Niwot’s average and median sales price for May are $1.5 and $1.3 million, respectively, resulting in the second consecutive month for the average monthly sales price to surpass $1 million. The cumulative effect brought May’s year-to-date average sales price across 23 sales to just over $1 million, reflecting a 31.1 percent increase for the year.
Hotard attributes the pricing in part to the characteristics of a number of Niwot properties – larger, well-appointed homes on larger lots. “It’s a product that is not as readily available in some of the other Boulder-area communities,” he added.
Countywide, sales remained strong with an increase month-over-month again in May.
Single-family Boulder-area home sales grew 21.9 percent with 440 units sold in May, compared with 361 sold in April. During that same period, condominium and townhome sales improved 21.3 percent – 125 compared with 103.
Monthly inventory of single-family homes for sale improved for Boulder County, growing 19.1 percent in May compared to April 2016 with 792 units for sale vs. 665. Townhome and condo inventory was virtually unchanged, adding just 2 units, or 2.4 percent compared to April 2016 with 86 units for sale vs. 84.
However, year-over-year sales declined in both housing categories. Single-family home sales fell 11.1 percent year-to-date in Boulder County – 1577 vs. 1773 – while condo/townhome sales dropped 24.3 percent for the same period – 455 vs. 601.
Low inventory is the probable cause of the year-over-year decline, according to Hotard.
“Job growth and in-migration continue to be strong, it looks like demand is still there, interest rates continue to go down and are already at historic lows, so the decrease in sales is probably mostly tied to the limited inventory,” he says.
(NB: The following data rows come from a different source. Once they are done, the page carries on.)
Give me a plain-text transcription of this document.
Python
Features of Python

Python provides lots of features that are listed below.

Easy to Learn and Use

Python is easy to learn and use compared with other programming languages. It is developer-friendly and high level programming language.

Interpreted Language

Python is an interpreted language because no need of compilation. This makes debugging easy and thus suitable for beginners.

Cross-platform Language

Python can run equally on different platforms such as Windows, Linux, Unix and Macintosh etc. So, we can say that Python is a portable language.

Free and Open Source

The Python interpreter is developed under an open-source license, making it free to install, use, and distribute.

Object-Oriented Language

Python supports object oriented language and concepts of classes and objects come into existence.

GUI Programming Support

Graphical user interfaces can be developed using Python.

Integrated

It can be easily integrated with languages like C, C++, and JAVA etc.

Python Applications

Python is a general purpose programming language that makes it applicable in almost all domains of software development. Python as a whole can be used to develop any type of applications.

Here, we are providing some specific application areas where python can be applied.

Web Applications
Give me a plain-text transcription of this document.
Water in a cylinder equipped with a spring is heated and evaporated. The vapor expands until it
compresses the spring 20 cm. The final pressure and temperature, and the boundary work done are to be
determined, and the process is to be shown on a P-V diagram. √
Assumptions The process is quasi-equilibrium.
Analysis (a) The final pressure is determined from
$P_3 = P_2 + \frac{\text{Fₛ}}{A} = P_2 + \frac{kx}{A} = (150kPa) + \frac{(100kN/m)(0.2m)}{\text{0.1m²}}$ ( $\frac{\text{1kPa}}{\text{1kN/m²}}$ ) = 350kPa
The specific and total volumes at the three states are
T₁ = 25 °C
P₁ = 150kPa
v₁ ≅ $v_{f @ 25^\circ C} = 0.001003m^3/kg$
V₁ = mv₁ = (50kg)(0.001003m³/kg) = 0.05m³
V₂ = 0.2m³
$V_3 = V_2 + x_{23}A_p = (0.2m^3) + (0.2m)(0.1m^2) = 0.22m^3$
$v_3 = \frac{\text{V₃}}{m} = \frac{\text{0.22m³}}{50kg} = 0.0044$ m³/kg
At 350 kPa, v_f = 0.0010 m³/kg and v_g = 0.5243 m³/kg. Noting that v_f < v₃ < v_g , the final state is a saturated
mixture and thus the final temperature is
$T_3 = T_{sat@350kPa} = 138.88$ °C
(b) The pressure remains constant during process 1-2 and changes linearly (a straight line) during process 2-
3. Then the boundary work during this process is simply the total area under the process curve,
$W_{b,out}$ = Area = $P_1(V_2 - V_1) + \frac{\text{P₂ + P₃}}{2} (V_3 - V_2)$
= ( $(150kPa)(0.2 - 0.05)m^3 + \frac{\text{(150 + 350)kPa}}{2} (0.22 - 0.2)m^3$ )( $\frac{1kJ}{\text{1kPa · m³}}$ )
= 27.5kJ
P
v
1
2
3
For now, Hotard is expecting more of the same pattern through the summer months.
“I don’t see anything that’s going to cause a dramatic change in the market as it exists today,” he noted, adding that Boulder and Denver metropolitan areas need to make policy changes to allow more housing to be built in our communities and to provide more options for people.
“In places with good jobs, like we have in Boulder, people want access to housing where there is opportunity for upward mobility. And without an expanding inventory and choices for where to live, prices will likely continue to go up. It makes it a challenging market if you are on the buying side.”